How we built our data science infrastructure at Pew Research Center

Pew Research Center illustration

(Related posts: How we adopted Kubernetes for our data science infrastructure, How we review code at Pew Research CenterHow Pew Research Center uses git and GitHub for version control)

Pew Research Center has done survey research and demographic analysis for many years. But in 2015, the Center decided to venture into the world of computational social science, creating a Data Labs team to lead that charge. This required us to develop new tools and workflows that were very different from what we used in our traditional survey and demographic research.

Building the Data Labs team came with a huge number of known and unknown challenges. For instance, we had to adopt an entirely new and rapidly evolving discipline of social science research and integrate the values and norms of that field into an organization with a deeply rooted culture in a separate discipline.

But we also had to contend with more practical questions, including a fundamental one: How do we actually do this kind of work? Survey research at the Center typically involves performing statistical analyses on clean, static data files that might require some degree of post processing — but which tends not to change much once a survey field period is over. Due to their relatively small size, these analyses can usually be performed using statistical packages like SPSS or Stata, which can live on staffers’ local machines. We had very little experience working with the massive, constantly evolving and messy datasets that are the hallmarks of data science research, and the many new tools and languages we needed to work with them.

Over the years, we’ve created a fully functioning data science infrastructure to support the efforts of our research staff. Some of our efforts have worked better than others, but even our successes have required constant adaptation to keep pace with the field and with the needs of our researchers. In a series of posts, we’ll talk about what we did and what we learned over the course of that process. This inaugural post will start with the basics — the collaborative workspaces that our data scientists rely on for their day-to-day activities.

Defining our core infrastructure needs

We first needed to establish a key set of metrics that could serve as a “North Star” for how to interface with the Data Labs team’s tools and datasets. These were some of the key elements guiding that effort:

We needed to move fast. As is the case for many organizations, our IT resources are centralized under one department, which employs rigorous protocols for managing and securing our computers. This presents a challenge for a startup team in immediate need of computational resources but still in the process of identifying and building the infrastructure we would later need to manage. By building our own tools, we knew we could tailor them to fit our exact workflow while also protecting the rest of Pew Research Center’s operational infrastructure.

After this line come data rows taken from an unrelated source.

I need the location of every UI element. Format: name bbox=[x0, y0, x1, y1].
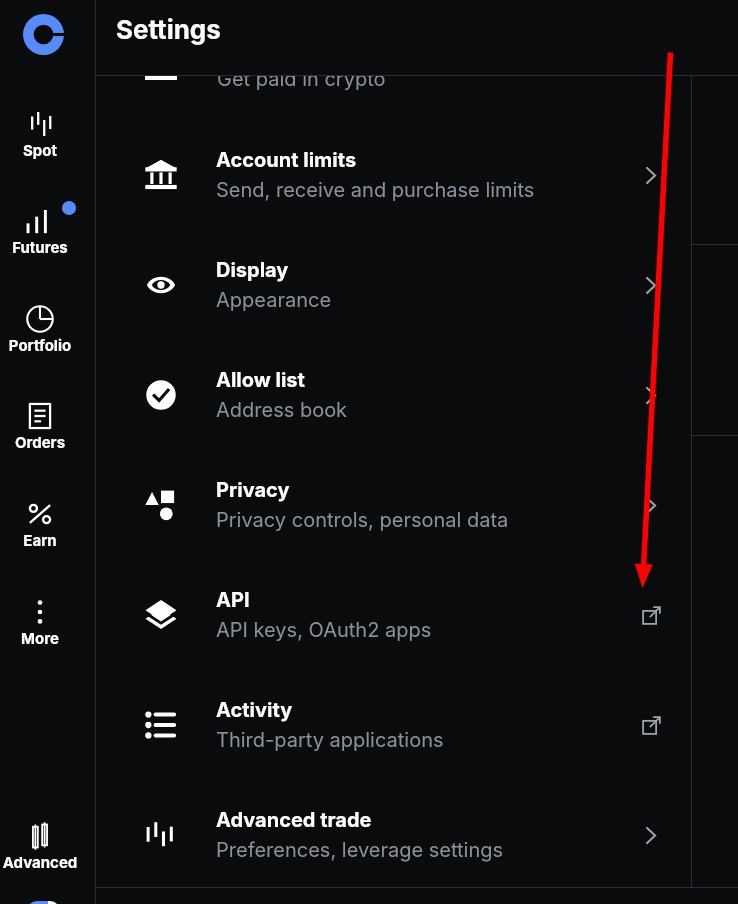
staticText: Portfolio bbox=[0, 336, 80, 354]
staticText: Privacy bbox=[216, 478, 290, 502]
staticText: Display bbox=[216, 258, 289, 282]
staticText: Spot bbox=[0, 141, 80, 159]
button[interactable]: Advanced bbox=[0, 805, 95, 869]
staticText: Address book bbox=[216, 398, 348, 422]
staticText: Earn bbox=[0, 531, 80, 549]
staticText: API keys, OAuth2 apps bbox=[216, 618, 432, 642]
button[interactable]: Allow list bbox=[96, 340, 691, 450]
button[interactable]: Display bbox=[96, 230, 691, 340]
button[interactable]: Earn bbox=[0, 483, 95, 547]
button[interactable]: Privacy bbox=[96, 450, 691, 560]
staticText: Privacy controls, personal data bbox=[216, 508, 509, 532]
button[interactable]: Advanced trade bbox=[96, 780, 691, 887]
staticText: Orders bbox=[0, 433, 80, 451]
staticText: Allow list bbox=[216, 368, 305, 392]
staticText: Futures bbox=[0, 238, 80, 256]
button[interactable]: Settings bbox=[96, 0, 738, 75]
staticText: Preferences, leverage settings bbox=[216, 838, 504, 862]
button[interactable]: API bbox=[96, 560, 691, 670]
staticText: Account limits bbox=[216, 148, 357, 172]
button[interactable]: More bbox=[0, 581, 95, 645]
staticText: Third-party applications bbox=[216, 728, 444, 752]
staticText: Advanced bbox=[0, 853, 80, 871]
staticText: Settings bbox=[116, 14, 221, 45]
staticText: Get paid in crypto bbox=[217, 75, 386, 91]
staticText: Advanced trade bbox=[216, 808, 372, 832]
button[interactable]: Portfolio bbox=[0, 288, 95, 352]
staticText: API bbox=[216, 588, 250, 612]
button[interactable]: Coinbase home bbox=[23, 14, 64, 55]
button[interactable]: Activity bbox=[96, 670, 691, 780]
staticText: Appearance bbox=[216, 288, 332, 312]
staticText: Activity bbox=[216, 698, 293, 722]
button[interactable]: Account limits bbox=[96, 120, 691, 230]
button[interactable]: Orders bbox=[0, 385, 95, 449]
staticText: More bbox=[0, 629, 80, 647]
staticText: Send, receive and purchase limits bbox=[216, 178, 535, 202]
button[interactable]: Spot bbox=[0, 93, 95, 157]
button[interactable]: Futures bbox=[0, 190, 95, 254]
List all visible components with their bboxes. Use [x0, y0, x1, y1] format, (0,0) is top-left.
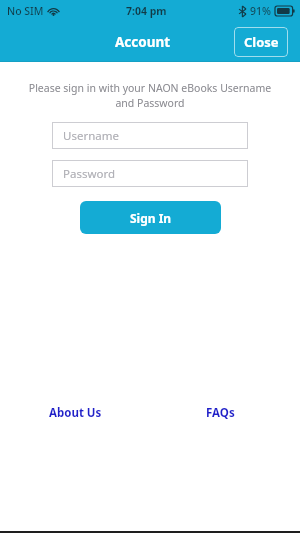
staticText: About Us [49, 405, 102, 419]
button[interactable]: About Us [45, 403, 106, 421]
staticText: FAQs [206, 405, 235, 419]
staticText: Close [244, 33, 279, 51]
button[interactable]: Sign In [80, 201, 221, 234]
staticText: No SIM [7, 4, 44, 18]
staticText: Sign In [130, 210, 172, 226]
staticText: Username [63, 128, 119, 144]
other: Bluetooth [239, 6, 246, 17]
staticText: 91% [250, 4, 271, 18]
button[interactable]: Close [234, 27, 288, 57]
other: Battery 91 percent [275, 6, 295, 16]
staticText: Please sign in with your NAON eBooks Use… [25, 81, 275, 110]
staticText: Account [115, 33, 171, 51]
button[interactable]: Password [52, 160, 248, 187]
button[interactable]: FAQs [202, 403, 239, 421]
other: Wi-Fi signal [48, 7, 59, 16]
button[interactable]: Username [52, 122, 248, 149]
staticText: Password [63, 166, 116, 182]
staticText: 7:04 pm [126, 4, 167, 18]
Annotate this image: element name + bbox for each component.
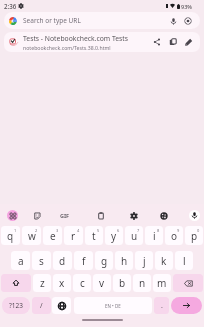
button[interactable]: ?123: [2, 297, 30, 314]
button[interactable]: f: [74, 251, 93, 270]
staticText: /: [40, 301, 43, 311]
staticText: l: [183, 254, 186, 268]
button[interactable]: i: [145, 226, 163, 245]
staticText: c: [80, 276, 85, 290]
button[interactable]: l: [175, 251, 193, 270]
button[interactable]: d: [53, 251, 72, 270]
staticText: .: [161, 301, 163, 311]
button[interactable]: Gboard: [7, 210, 18, 221]
staticText: 5: [97, 228, 100, 233]
button[interactable]: r: [64, 226, 83, 245]
staticText: a: [18, 254, 24, 268]
button[interactable]: .: [154, 297, 169, 314]
button[interactable]: Voice search: [168, 16, 178, 26]
button[interactable]: Copy: [165, 34, 181, 50]
button[interactable]: g: [95, 251, 113, 270]
button[interactable]: n: [133, 274, 151, 292]
button[interactable]: GIF: [59, 204, 71, 226]
button[interactable]: EN • DE: [74, 297, 152, 314]
staticText: ?123: [9, 301, 23, 310]
staticText: EN • DE: [105, 303, 121, 309]
button[interactable]: v: [93, 274, 111, 292]
staticText: GIF: [60, 212, 70, 219]
staticText: x: [59, 276, 65, 290]
staticText: Tests - Notebookcheck.com Tests: [23, 34, 129, 43]
staticText: q: [7, 229, 14, 243]
staticText: y: [111, 229, 117, 243]
button[interactable]: Tests - Notebookcheck.com Tests: [4, 32, 200, 52]
staticText: n: [139, 276, 146, 290]
button[interactable]: o: [165, 226, 183, 245]
button[interactable]: k: [155, 251, 173, 270]
button[interactable]: Voice input: [189, 210, 200, 221]
staticText: h: [121, 254, 128, 268]
button[interactable]: Change language: [52, 297, 71, 314]
button[interactable]: x: [53, 274, 71, 292]
button[interactable]: b: [113, 274, 131, 292]
staticText: s: [39, 254, 44, 268]
staticText: 1: [14, 228, 17, 233]
staticText: w: [28, 229, 36, 243]
staticText: 7: [137, 228, 140, 233]
staticText: k: [161, 254, 167, 268]
staticText: g: [101, 254, 108, 268]
staticText: e: [50, 229, 56, 243]
staticText: 2:36: [4, 2, 17, 10]
staticText: d: [59, 254, 66, 268]
button[interactable]: e: [43, 226, 62, 245]
button[interactable]: Stickers: [31, 210, 42, 221]
staticText: j: [143, 254, 146, 268]
staticText: Search or type URL: [23, 16, 81, 25]
staticText: 3: [56, 228, 59, 233]
button[interactable]: Google Lens: [183, 16, 193, 26]
staticText: r: [71, 229, 76, 243]
button[interactable]: Enter: [171, 297, 202, 314]
staticText: t: [92, 229, 96, 243]
staticText: 8: [157, 228, 160, 233]
staticText: 9: [177, 228, 180, 233]
button[interactable]: Settings: [128, 210, 139, 221]
staticText: f: [82, 254, 86, 268]
staticText: o: [171, 229, 178, 243]
staticText: b: [119, 276, 126, 290]
staticText: i: [153, 229, 156, 243]
button[interactable]: Backspace: [173, 274, 203, 292]
staticText: notebookcheck.com/Tests.38.0.html: [23, 44, 111, 51]
button[interactable]: /: [32, 297, 51, 314]
staticText: z: [40, 276, 45, 290]
button[interactable]: Edit: [181, 34, 197, 50]
staticText: u: [131, 229, 138, 243]
staticText: 4: [77, 228, 80, 233]
staticText: p: [191, 229, 198, 243]
staticText: 93%: [181, 3, 192, 10]
button[interactable]: u: [125, 226, 143, 245]
button[interactable]: y: [105, 226, 123, 245]
staticText: 6: [117, 228, 120, 233]
button[interactable]: m: [153, 274, 171, 292]
button[interactable]: q: [1, 226, 20, 245]
button[interactable]: Shift: [1, 274, 31, 292]
button[interactable]: w: [22, 226, 41, 245]
button[interactable]: z: [33, 274, 51, 292]
button[interactable]: c: [73, 274, 91, 292]
staticText: 2: [35, 228, 38, 233]
button[interactable]: Themes: [158, 210, 169, 221]
button[interactable]: s: [32, 251, 51, 270]
button[interactable]: j: [135, 251, 153, 270]
button[interactable]: Share: [149, 34, 165, 50]
button[interactable]: Clipboard: [95, 210, 106, 221]
staticText: m: [157, 276, 167, 290]
staticText: v: [99, 276, 105, 290]
button[interactable]: h: [115, 251, 133, 270]
button[interactable]: p: [185, 226, 203, 245]
button[interactable]: Search or type URL: [4, 12, 200, 29]
staticText: 0: [197, 228, 200, 233]
button[interactable]: t: [85, 226, 103, 245]
button[interactable]: a: [11, 251, 30, 270]
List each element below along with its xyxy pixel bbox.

We needed a solution that could accommodate a wide range of programming languages, researcher skill sets, desktop environments and types of data. The Data Labs team is fluent in a number of programming languages and tools. These include industry-standard languages like R and Python, as well as some proprietary statistical software. We use them to collect and analyze data from many different sources — social media postscollections of YouTube videosthe text of sermons scraped from church websites and more.

We needed to support our “power users” while also facilitating collaboration with non-data scientists. Our advanced users needed to be able to operate a complete data science pipeline from data collection and processing through analysis and publication. But the Data Labs team also collaborates with researchers across all of Pew Research Center, many of whom may not be trained in newer data science tools. As a result, it was imperative to provide a “batteries included” user experience for researchers who are just getting started with core data science tools. That meant relying on an easily deployed and consistent data environment.

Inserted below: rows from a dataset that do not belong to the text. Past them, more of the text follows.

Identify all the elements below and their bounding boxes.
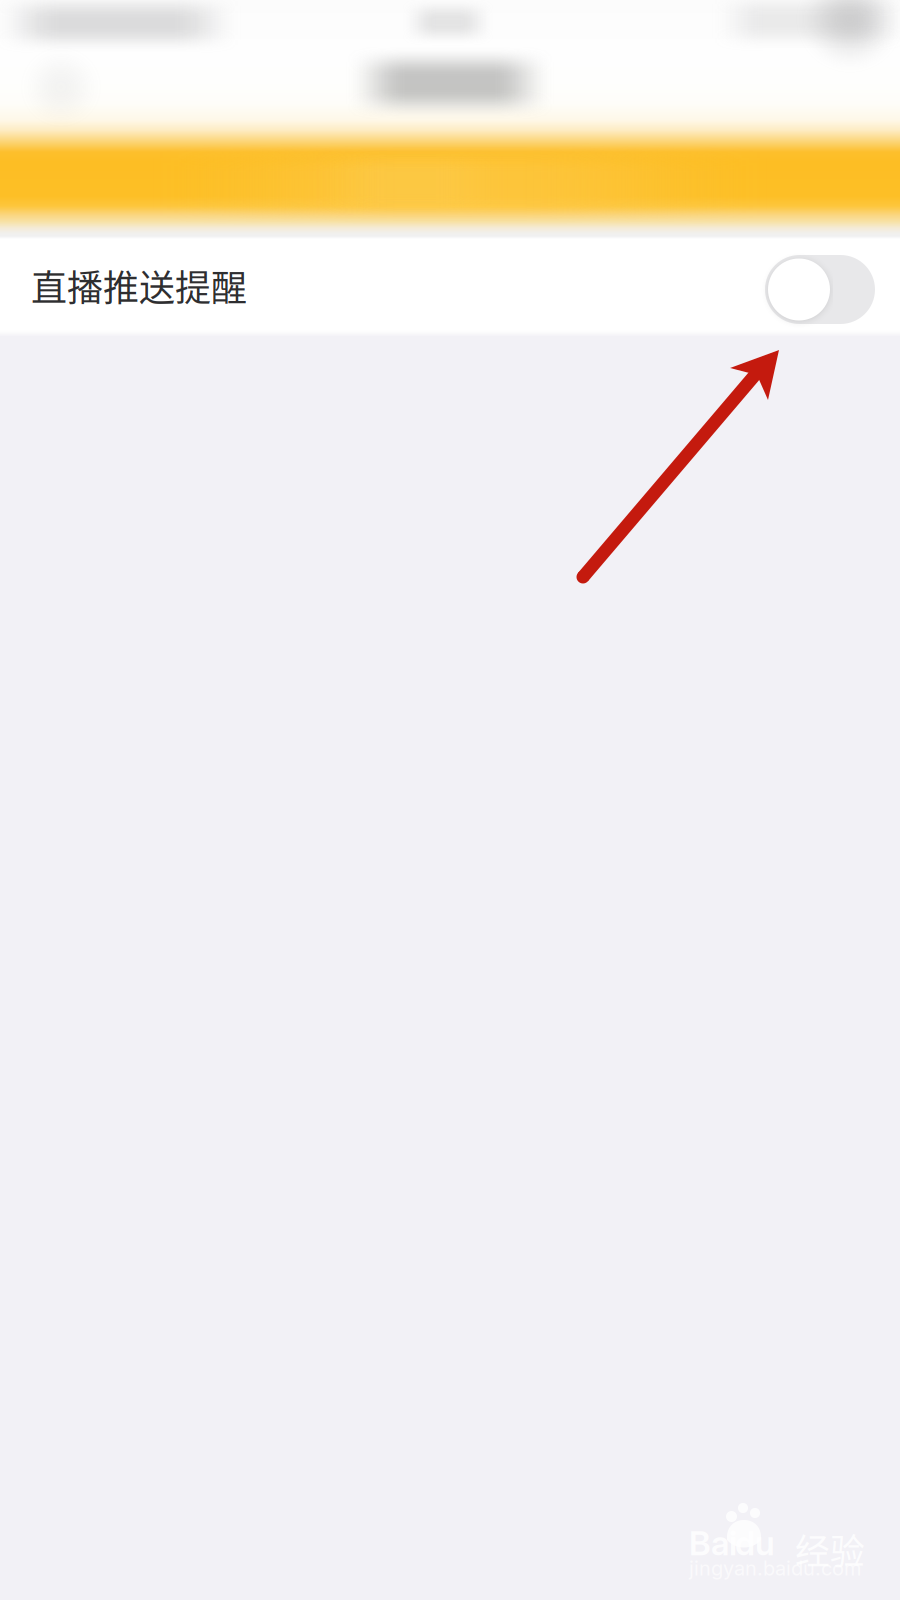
- staticText: du: [735, 1523, 775, 1563]
- staticText: jingyan.baidu.com: [689, 1556, 861, 1580]
- staticText: 直播推送提醒: [31, 259, 247, 312]
- staticText: Bai: [689, 1523, 737, 1563]
- button[interactable]: 直播推送提醒: [0, 239, 900, 336]
- staticText: 经验: [795, 1524, 865, 1574]
- button[interactable]: Back: [18, 44, 104, 130]
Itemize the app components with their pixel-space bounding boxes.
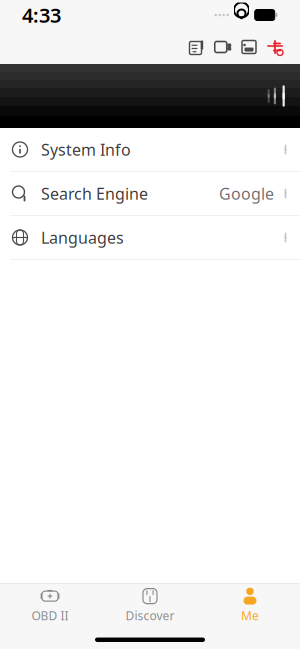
button[interactable]: System Info [0,128,300,172]
staticText: Search Engine [41,183,148,204]
staticText: Languages [41,227,124,248]
button[interactable]: Photos [236,34,262,60]
staticText: Google [219,183,274,204]
staticText: Discover [126,608,174,624]
staticText: OBD II [32,608,68,624]
staticText: System Info [41,139,131,160]
button[interactable]: OBD II [0,584,100,628]
button[interactable]: Discover [100,584,200,628]
button[interactable]: Record video [210,34,236,60]
button[interactable]: Me [200,584,300,628]
button[interactable]: Bluetooth disconnected [262,34,288,60]
button[interactable]: Search Engine [0,172,300,216]
button[interactable]: Languages [0,216,300,260]
button[interactable]: Featured banner [0,64,300,128]
staticText: 4:33 [22,2,61,28]
button[interactable]: Notes [184,34,210,60]
staticText: Me [241,608,259,624]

Security was non-negotiable. Like any other organization involved in data collection, we put a premium on data security; we needed to provide access in a way that didn’t require users to have complete administrator-level control over their laptops or the burden of maintaining a programmer-style developer environment. We also wanted to be sure that users were uniquely identified and could have resource profiles and configurations supplied depending on their individual user account and research needs.

Our tool of choice: Jupyter notebooks

Based on the above criteria, we quickly narrowed our focus to web-based tools rather than software installed on users’ personal machines. These web-based applications are easily accessible via a standard browser window and provide a simple connection to cloud-based computing resources. They also allow our DevOps team to monitor and manage user sessions and integrate enterprise user management and file storage tools in a consistent, secure environment. As a bonus, they are simpler to build and deploy than most desktop applications.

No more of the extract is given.